A MARINE BIOFILM FLOW CELL FOR IN SITU DETERMINATION OF DRAG, STRUCTURE AND VISCOELASTIC PROPERTIES Stefania Fabbri, AkzoNobel, UK, University of Liverpool, UK Simon Dennington, University of Southampton, UK Jennifer Longyear, AkzoNobel, UK, University of Southampton, UK Paul Stoodley, University of Southampton, UK, The Ohio State University, USA It is not straightforward to link biofilm parameters to frictional drag, likely because of the heterogeneous nature of slime. Here we present the design and calibration of a pragmatic, small scale flow-cell in which biofilms can either be cultured under flow or grown statically and then assessed under flow for drag and other properties. The flow cell test section comprised a rectangular channel (870x10x55mm) constructed by sandwiching together rigid opaque PVC panels and side panels of clear acrylic, which allow natural light to enter. A maze-like entry section evened out the inlet flow. Seawater flow rate through the channel was monitored by an in-line digital flowmeter, and pressure drop (ΔP) along the test section was measured using a differential pressure sensor. The friction coefficient (Cf) of the flow cell was found by measuring the ΔP at various flow velocities (u) over the entire pump range (maximum Re ~22,000). Flow cell calibration was carried out using a clean inert marine coating, and various roughness grades (P40, P80 and P120) of waterproof sandpaper sheets, fixed to the wide faces of the channel, to find Cf for each rigid roughness. ΔP was proportional to u2, indicating flow was turbulent in this region (R = 99%). When fouled panels are used as the channel floor and a clear acrylic panel as the ceiling, the flow cell allows for simultaneous measurement of Cf of the lower surface and biofilm physico-mechanical properties (e.g. thickness, roughness, viscoelasticity) by optical coherence tomography (OCT) imaging, which generates depth profiles of translucent samples. Changes to biofilm physico-mechanical properties during flow loading/unloading cycles, determined by image analysis, can be compared to simultaneously collected ΔP measurements scaled to a one-sided sandpaper Cf calibration. Future experiments will assess physico-mechanical and drag properties of marine fouling biofilms in flow using ΔP and OCT.

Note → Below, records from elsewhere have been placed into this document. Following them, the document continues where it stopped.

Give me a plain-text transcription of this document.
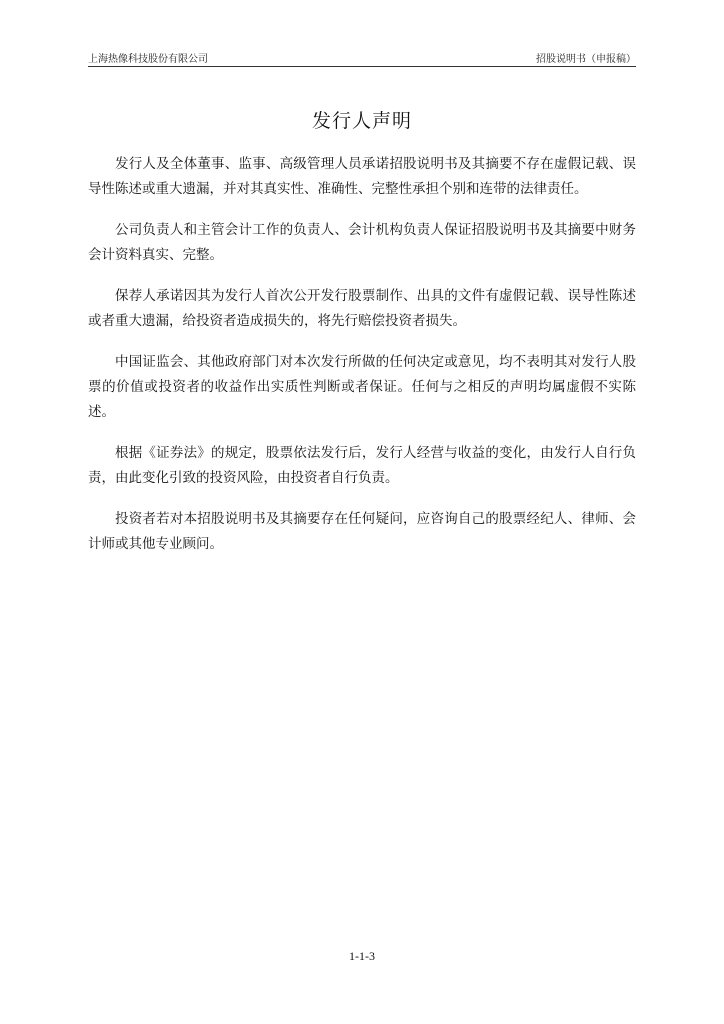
上海热像科技股份有限公司	招股说明书（申报稿）
发行人声明

发行人及全体董事、监事、高级管理人员承诺招股说明书及其摘要不存在虚假记载、误导性陈述或重大遗漏，并对其真实性、准确性、完整性承担个别和连带的法律责任。

公司负责人和主管会计工作的负责人、会计机构负责人保证招股说明书及其摘要中财务会计资料真实、完整。

保荐人承诺因其为发行人首次公开发行股票制作、出具的文件有虚假记载、误导性陈述或者重大遗漏，给投资者造成损失的，将先行赔偿投资者损失。

中国证监会、其他政府部门对本次发行所做的任何决定或意见，均不表明其对发行人股票的价值或投资者的收益作出实质性判断或者保证。任何与之相反的声明均属虚假不实陈述。

根据《证券法》的规定，股票依法发行后，发行人经营与收益的变化，由发行人自行负责，由此变化引致的投资风险，由投资者自行负责。

投资者若对本招股说明书及其摘要存在任何疑问，应咨询自己的股票经纪人、律师、会计师或其他专业顾问。

1-1-3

1. Introduction A well-recognised challenge in the shipping industry is frictional drag penalty associated with microbial slime fouling on ship hulls [1]. Various estimates of the magnitude of the drag penalty have been presented in the literature (for review see [1]) and a commonly cited figure for the ship powering penalty of biofilms is up to 20% dependent on the thickness of the biofilm and vessel speed [2]. Biofilm drag estimates can be blanket-applied to calculate global biofilm fuel penalties for the entire fleet, etc., but calculations such as these necessarily neglect any variability in the characteristics of biofilms and how biofilms might change with coating choice or vessel operational profile. However, it is well documented that fouling biofilms contain diverse species assemblages and have diverse physical mechanical properties including adhesion, thickness, and surface texture [3, 4]. As fouling control coatings are developed to further reduce slime fouling, metrics and methods that can differentiate coatings by the drag penalties of whatever slime does accrue will be valuable.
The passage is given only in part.